Committee recommends changes for Indigenous inmates

The Commons’ public safety and national security committee has tabled a report that calls on the federal government to make a number of changes in how it deals with Indigenous people in federal prisons, particularly around funding, treatment and assessing issues such as fetal alcohol spectrum disorder in inmates.

Committee recommends changes for Indigenous inmates
Emily Hill says a recent report on Indigenous people serving sentences in federal prisons shows lawyers ‘should pay more attention to what happens to people once they’re sentenced.’

The Commons’ public safety and national security committee has tabled a report that calls on the federal government to make a number of changes in how it deals with Indigenous people in federal prisons, particularly around funding, treatment and assessing issues such as fetal alcohol spectrum disorder in inmates.

The 10-member public safety committee contains three Ontario lawyers who are members of parliament, including the chairman, John McKay, as well as Julie Dabrusin and Sven Spengemann. McKay says the report was unanimous, which doesn’t often happen.

“The evidence was very disturbing,” says McKay. “This is not a new trend. It may actually be an accelerating trend, particularly with female prisoners.”

The report makes 13 recommendations that include increasing resources for Indigenous inmates within the federal correctional system, closing the funding gap for healing lodges and increasing the number of agreements with Indigenous communities to operate them, developing new risk assessment tools that are relevant for Indigenous inmates, having more culturally appropriate programming and hiring more Indigenous personnel within corrections facilities. 

It also calls for the immediate appointment of a deputy commissioner for Indigenous affairs within Correctional Service Canada. 

According to the report, there are approximately 3,500 Indigenous people in federal penitentiaries on any given day, which is 22.8 per cent of the prison population.

Since March 2005, the federal inmate population has increased by 17.5 per cent, but the Indigenous population grew by 47.4 per cent over the same period. The federally sentenced women population has increased 66 per cent, with the Indigenous women count growing by 112 per cent. McKay says that, from a lawyer’s standpoint, there should be an equal application of justice to all Canadians.

“Equality before the law is a sacrosanct concept, and the application of justice in this instance does not seem to be equal,” says McKay.

Emily Hill, interim legal advocacy director with Aboriginal Legal Services in Toronto, says the report is a “good reminder that the corrections part is an important part of the criminal justice system.”

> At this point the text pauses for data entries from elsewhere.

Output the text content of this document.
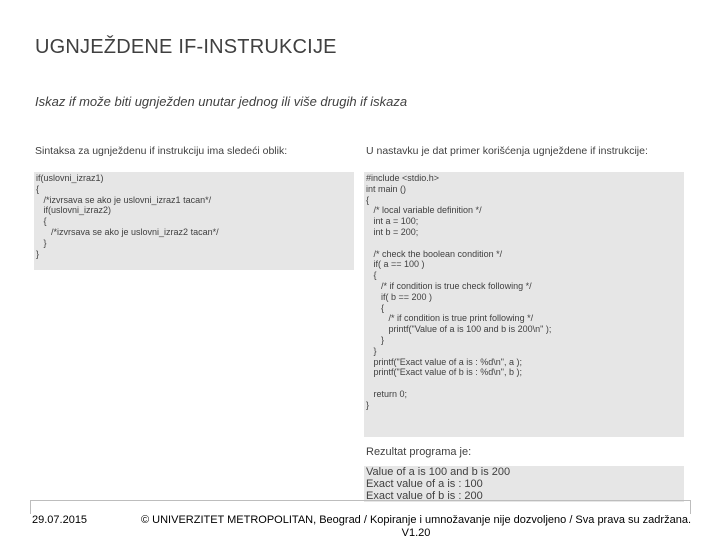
UGNJEŽDENE IF-INSTRUKCIJE
Iskaz if može biti ugnježden unutar jednog ili više drugih if iskaza
Sintaksa za ugnježdenu if instrukciju ima sledeći oblik:	U nastavku je dat primer korišćenja ugnježdene if instrukcije:
if(uslovni_izraz1)
{
/*izvrsava se ako je uslovni_izraz1 tacan*/
if(uslovni_izraz2)
{
/*izvrsava se ako je uslovni_izraz2 tacan*/
}
}
#include <stdio.h>
int main ()
{
/* local variable definition */
int a = 100;
int b = 200;
/* check the boolean condition */
if( a == 100 )
{
/* if condition is true check following */
if( b == 200 )
{
/* if condition is true print following */
printf("Value of a is 100 and b is 200\n" );
}
}
printf("Exact value of a is : %d\n", a );
printf("Exact value of b is : %d\n", b );
return 0;
}
Rezultat programa je:
Value of a is 100 and b is 200
Exact value of a is : 100
Exact value of b is : 200
29.07.2015	© UNIVERZITET METROPOLITAN, Beograd / Kopiranje i umnožavanje nije dozvoljeno / Sva prava su zadržana. V1.20
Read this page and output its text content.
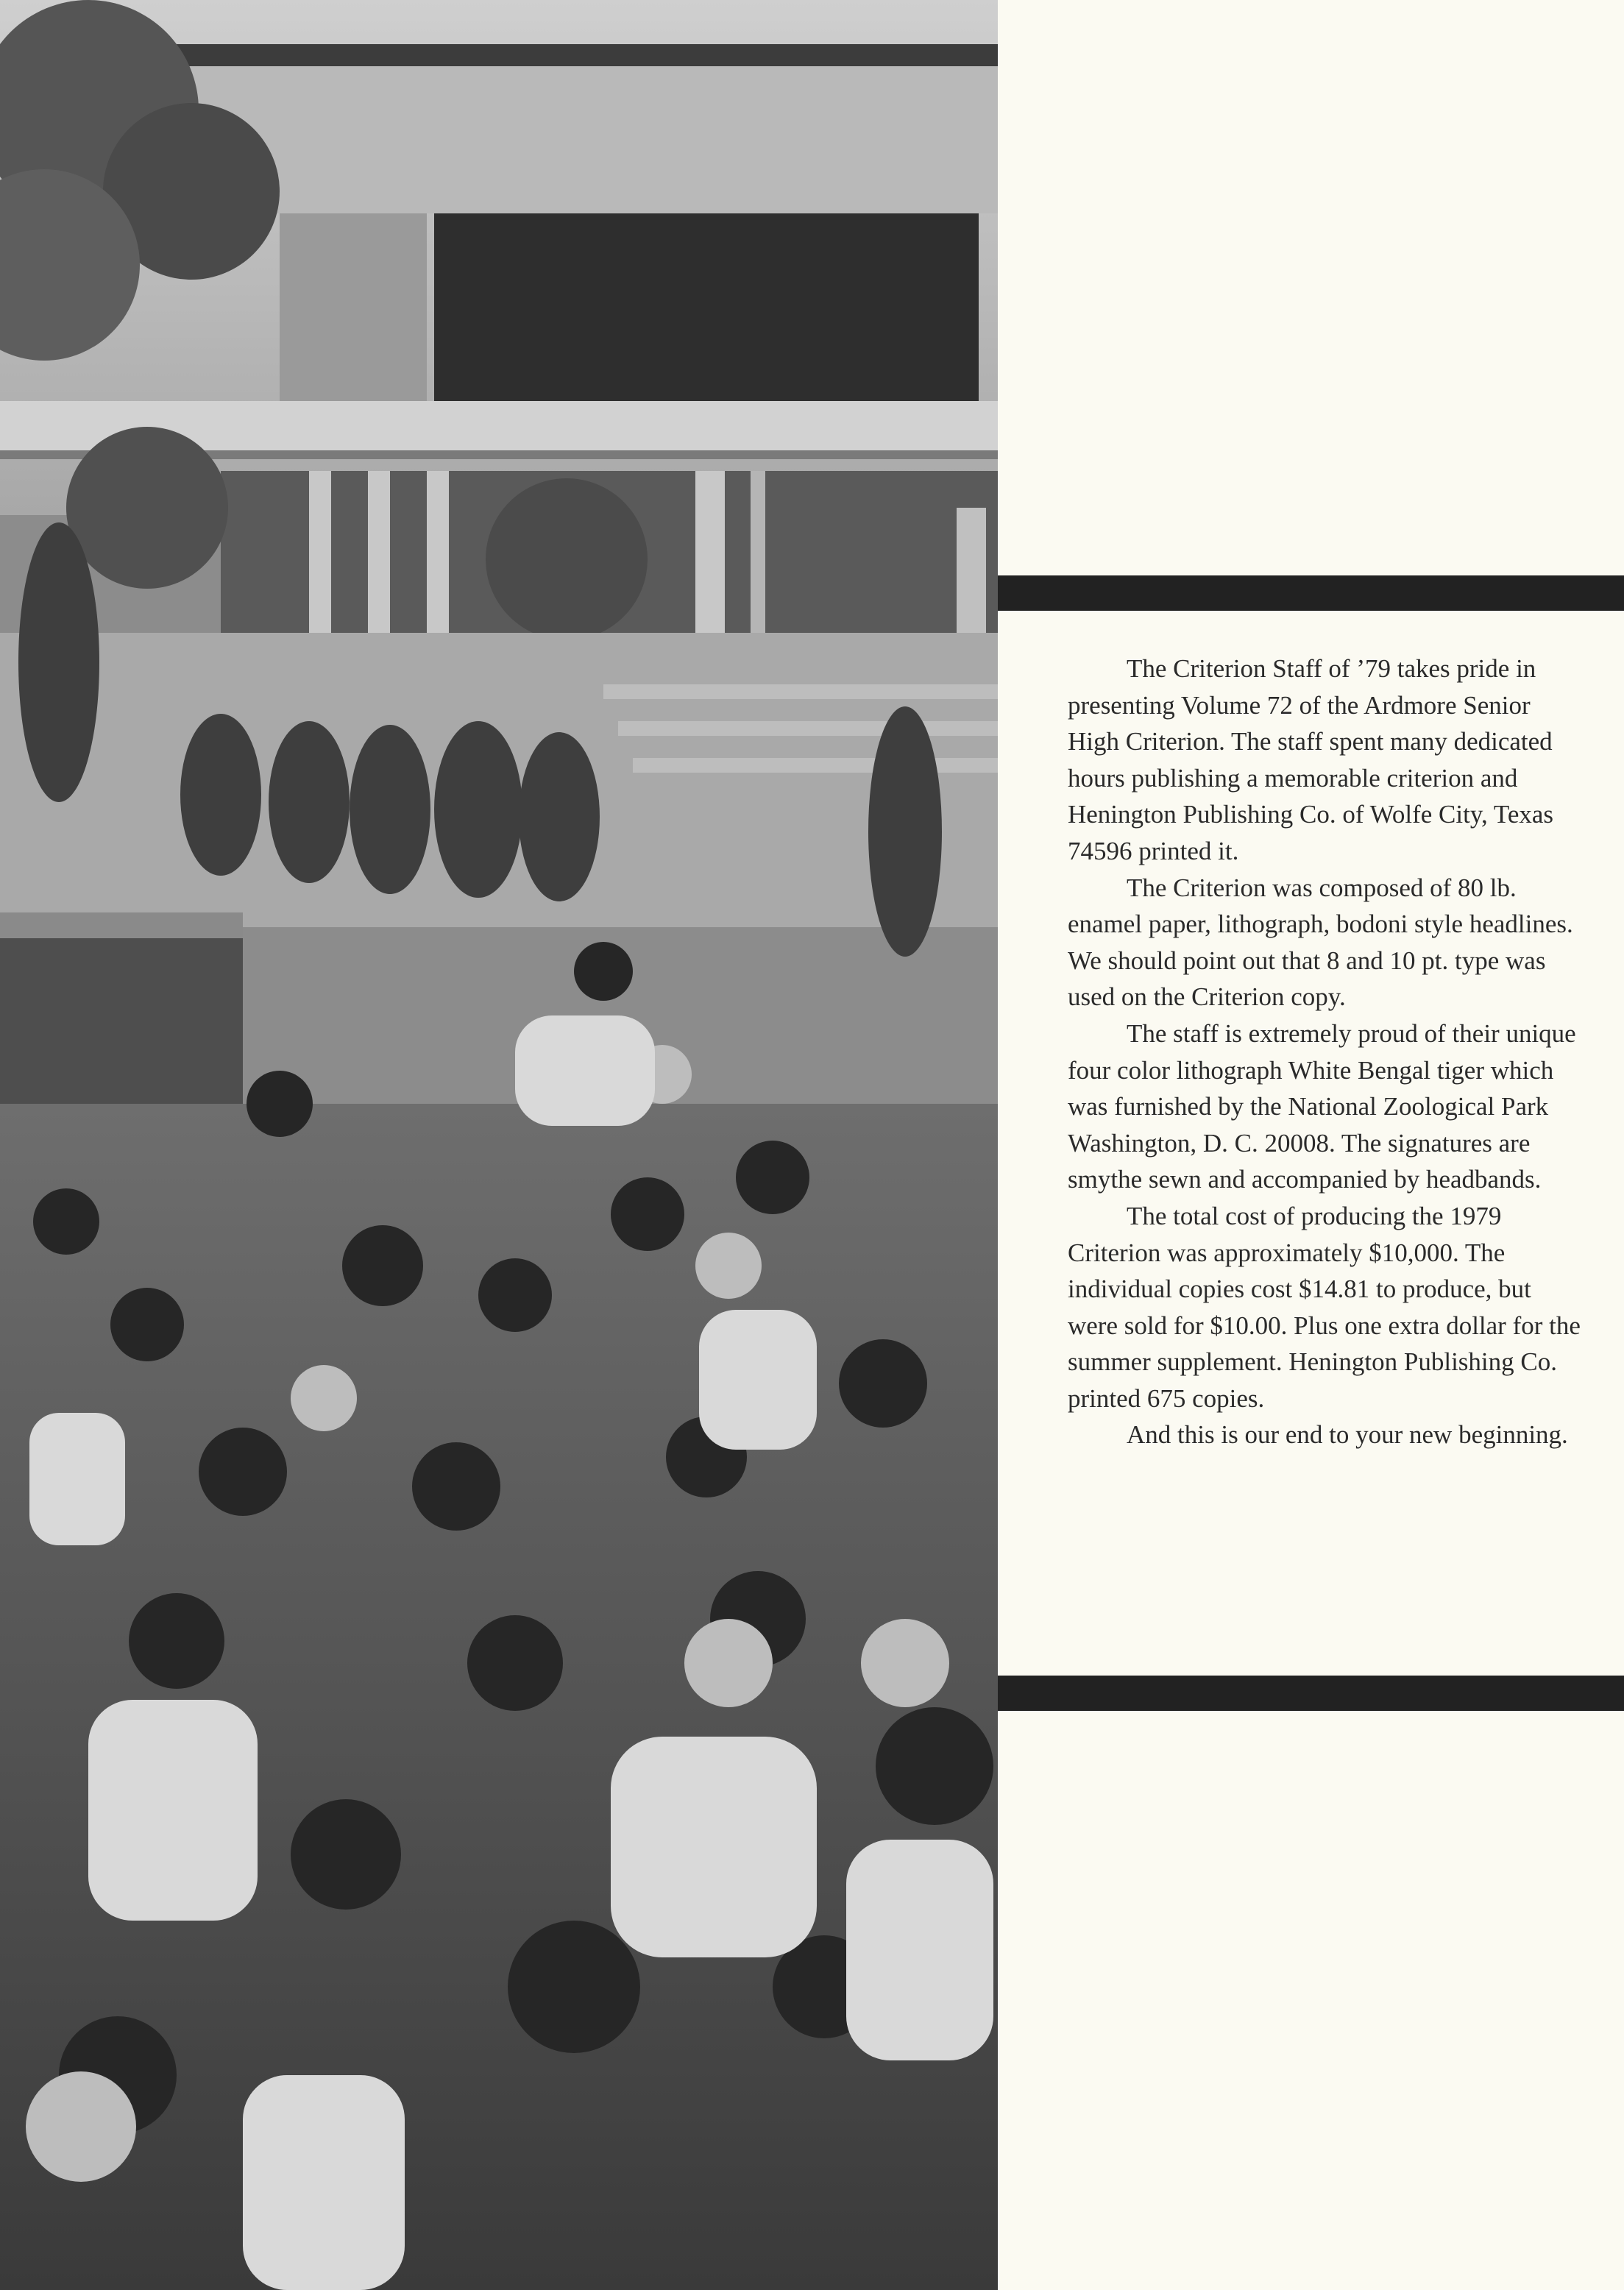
The Criterion Staff of ’79 takes pride in presenting Volume 72 of the Ardmore Senior High Criterion. The staff spent many dedicated hours publishing a memorable criterion and Henington Publishing Co. of Wolfe City, Texas 74596 printed it.

The Criterion was composed of 80 lb. enamel paper, lithograph, bodoni style headlines. We should point out that 8 and 10 pt. type was used on the Criterion copy.

The staff is extremely proud of their unique four color lithograph White Bengal tiger which was furnished by the National Zoological Park Washington, D. C. 20008. The signatures are smythe sewn and accompanied by headbands.

The total cost of producing the 1979 Criterion was approximately $10,000. The individual copies cost $14.81 to produce, but were sold for $10.00. Plus one extra dollar for the summer supplement. Henington Publishing Co. printed 675 copies.

And this is our end to your new beginning.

“You assist your clients or assist the interests of public safety until sentence is pronounced, and [you] often don’t inquire too much about what happens once people are sentenced,” says Hill.

“Those of us who work in the criminal justice system should pay more attention to what happens to people once they’re sentenced.” 

The report notes that the intensifying trends around the number of Indigenous people in prisons has been caused in part by an increasing number of mandatory minimum sentences in federal legislation.

Jessica Orkin, partner with Goldblatt Partners LLP in Toronto, says there have been many comments over the years about how little the courts pay attention to what happens after sentencing.

“In the mandatory minimum context, under that litigation, there was surprise expressed by some judges as to how the system worked after sentencing in terms of people accessing parole and other things,” says Orkin.

Hill notes that the report comes soon after the Supreme Court of Canada’s decision in Ewart v. Canada, which is a strong condemnation of Correctional Service Canada’s treatment of Indigenous people. That the court’s decision is mirrored within the report shows that the political system, as well as the legal system, is attuned to the issue.

The SCC ruled in Ewert v. Canada, 2018 SCC 30 that Correctional Service Canada’s tools for assessing psychological and actuarial risk were inadequate for Indigenous prisoners, which breached their statutory obligations but not the Charter rights of inmates.

Jason Gratl of Gratl & Company in Vancouver, who acted for Jeffrey Ewert at the SCC, says the SCC’s ruling imposes a legal duty for Correctional Service Canada to reappraise its policies and practices from top to bottom for all inmates, particularly for Indigenous and other vulnerable inmates.

“Certainly, the language used by the Supreme Court of Canada dovetails with the concerns raised by the Office of the Correctional Investigator and by the public safety committee,” says Gratl. “Under the circumstances, it would be very difficult for the Correctional Services not to respond directly to the committee’s specific recommendations.”

McKay says the committee plans to hold the government’s feet to the fire on implementing the recommendations in the report.

In a statement to Law Times, Public Safety Minister Ralph Goodale thanked the committee for its report and said that he was carefully reviewing it. 

“The overrepresentation of Indigenous people in correctional institutions is an intolerable situation that we’re working very hard to address,” said Goodale.